The Girl and Her Ren (The Ribbon Duet 2) - Page 38

REN

* * * * * *

2018

WE’D WALKED FOR miles.

At the start of our journey, we’d cheated and used our remaining coins to catch a bus to the city limits. Another few miles up the road, and we would’ve passed the dairy farm I used to work for. Even this far away, the air was tainted with the smell of silage and cow manure.

Instead of heading that way, we’d cut across some farmer’s paddock, jumping over fences and ducking through wire until we approached the outskirts of the forest.

The trees were thin and sparse on the border, steadily growing thicker and taller as shadows swallowed them up. Fallen leaves scattered on the ground while the scent of must and mulch soothed a little of my heartache, welcoming me back.

Della paused as I stepped into the embrace of bracken and branches. We hadn’t talked much since leaving David. Our conversation stuck to impersonal topics such as where I’d stored the rest of our cash, if I gave the apartment key back, and how many supplies we had before we had to return to a town.

My answers had been soft and monosyllable, my mind still hung up on David’s questions. I needed to do this. We had no choice but to try. But what if…?

What if we realised we didn’t work as lovers?

Where would that leave us? How would we ever go back to being family?

I waited for Della to look up at the towering trees, glance over her shoulder, then stride toward me with resolution.

Joining me in the shadowy world, she asked quietly, “Are you happy, Ren?”

I jolted, my heart forgetting its own woe and focusing on hers. “What?”

She dropped her eyes. “Are you happy?”

“What sort of question is that?”

She looked up, annoyed. “One that you’re not answering.”

“Of course, I’m happy. You’re here. I’m happy whenever you’re around.”

“That wasn’t my question, and you know it.”
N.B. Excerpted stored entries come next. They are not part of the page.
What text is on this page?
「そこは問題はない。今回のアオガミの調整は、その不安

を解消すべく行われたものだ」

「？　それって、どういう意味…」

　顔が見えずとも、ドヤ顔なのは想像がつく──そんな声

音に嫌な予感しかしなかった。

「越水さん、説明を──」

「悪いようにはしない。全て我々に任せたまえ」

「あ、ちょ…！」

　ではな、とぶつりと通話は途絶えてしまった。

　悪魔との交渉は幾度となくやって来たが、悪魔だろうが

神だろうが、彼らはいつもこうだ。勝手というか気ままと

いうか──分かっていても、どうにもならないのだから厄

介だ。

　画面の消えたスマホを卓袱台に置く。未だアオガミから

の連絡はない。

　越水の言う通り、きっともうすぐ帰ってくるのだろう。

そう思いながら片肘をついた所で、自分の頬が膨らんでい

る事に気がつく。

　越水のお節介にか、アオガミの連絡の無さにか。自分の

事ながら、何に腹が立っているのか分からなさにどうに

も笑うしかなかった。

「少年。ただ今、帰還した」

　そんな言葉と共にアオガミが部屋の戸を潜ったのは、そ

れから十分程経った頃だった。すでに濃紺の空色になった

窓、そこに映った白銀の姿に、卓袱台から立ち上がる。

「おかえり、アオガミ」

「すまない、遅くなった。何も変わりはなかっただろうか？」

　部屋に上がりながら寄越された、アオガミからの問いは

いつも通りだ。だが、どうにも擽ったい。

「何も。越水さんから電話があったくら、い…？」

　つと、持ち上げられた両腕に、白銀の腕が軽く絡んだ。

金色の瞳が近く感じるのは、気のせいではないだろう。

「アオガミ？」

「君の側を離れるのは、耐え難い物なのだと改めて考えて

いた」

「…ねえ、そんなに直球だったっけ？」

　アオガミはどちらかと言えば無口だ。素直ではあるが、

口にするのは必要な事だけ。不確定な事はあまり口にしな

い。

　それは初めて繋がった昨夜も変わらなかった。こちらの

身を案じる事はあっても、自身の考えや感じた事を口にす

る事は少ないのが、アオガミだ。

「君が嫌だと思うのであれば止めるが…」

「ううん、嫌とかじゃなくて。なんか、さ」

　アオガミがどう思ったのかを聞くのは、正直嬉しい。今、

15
I sighed, dragging a hand through my hair. “I am happy, Della. But if you’re asking if I’m happy about what we’re doing, I can’t give you that.”

Her shoulders slouched. “Why not?”

“Because I don’t know if I am yet.”

“Oh.” She flinched, breaking me all over again. I wanted to hug her, but after years of denying myself, I didn’t remember how to just reach out and take her.

“I don’t want to lie to you, Little Ribbon.” I closed the distance between us, capturing her hand. “We both need to adjust. I’m sure if I asked you if you were happy, you wouldn’t be able to give me a direct answer.”

“I could.” Her fingers twitched in mine. “I am. So happy. But I’m also petrified that any second now, you’re going to say this was a terrible mistake and march me back to David’s.”

“Believe me.” I chuckled darkly. “I won’t ever take you back to David. You’re mine. You always have been.”

“Phew. I thought you forgot that part.” She half-smiled and walked into me, wrapping her arms around my waist.

“Never.” I allowed my embrace to envelop her, pressing my chin on the top of her head, smelling the subtle scent of melons. “You’ll always be mine, and I’m beyond happy to have you with me in the forest again. Is that enough for now?”

She nodded against my chest. “It’s enough.”

We stood together for a long while, once again committing to this and gathering courage to continue. Once we’d settled our heartbeats, we broke apart, striding deeper into the forest.

Our boots snapping twigs and backpacks creaking were the only sounds as we ventured farther. We didn’t talk—almost as if we were afraid of conversation and its power to make us wonder what would happen when we stopped for the night.

And now, we’d stopped.

For the past twenty minutes, Della had gathered firewood while I’d erected the tent that she’d given me on my twenty-seventh birthday. The same birthday she’d gotten her ribbon tattoo and I’d started a year’s disaster of sleeping with women I didn’t like, want, or need.

I’d despised myself for being so weak I’d sought companionship with women I couldn’t even remember.

Della dumped her armful of branches beside a fallen trunk I’d dragged into a small clearing to be a bench. Strolling over to me as I fixed the final tent peg into the ground, she put a hand on her hip. “Did you use this one while you were gone or our old one?”

“This one.” I stood, stretching out the kink in my back, cursing the aches in my chest. Just like old times, her gaze drifted to the bare flesh below my t-shirt and above my belt.

And just like old times, my heart smoked in desire and I shut down the aching in my blood.

But…I didn’t have to shut it down.

Not anymore.

How long would that habit take to break?

Della licked her lips as I lowered my arms. “I want to kiss you again, but I don’t know how.”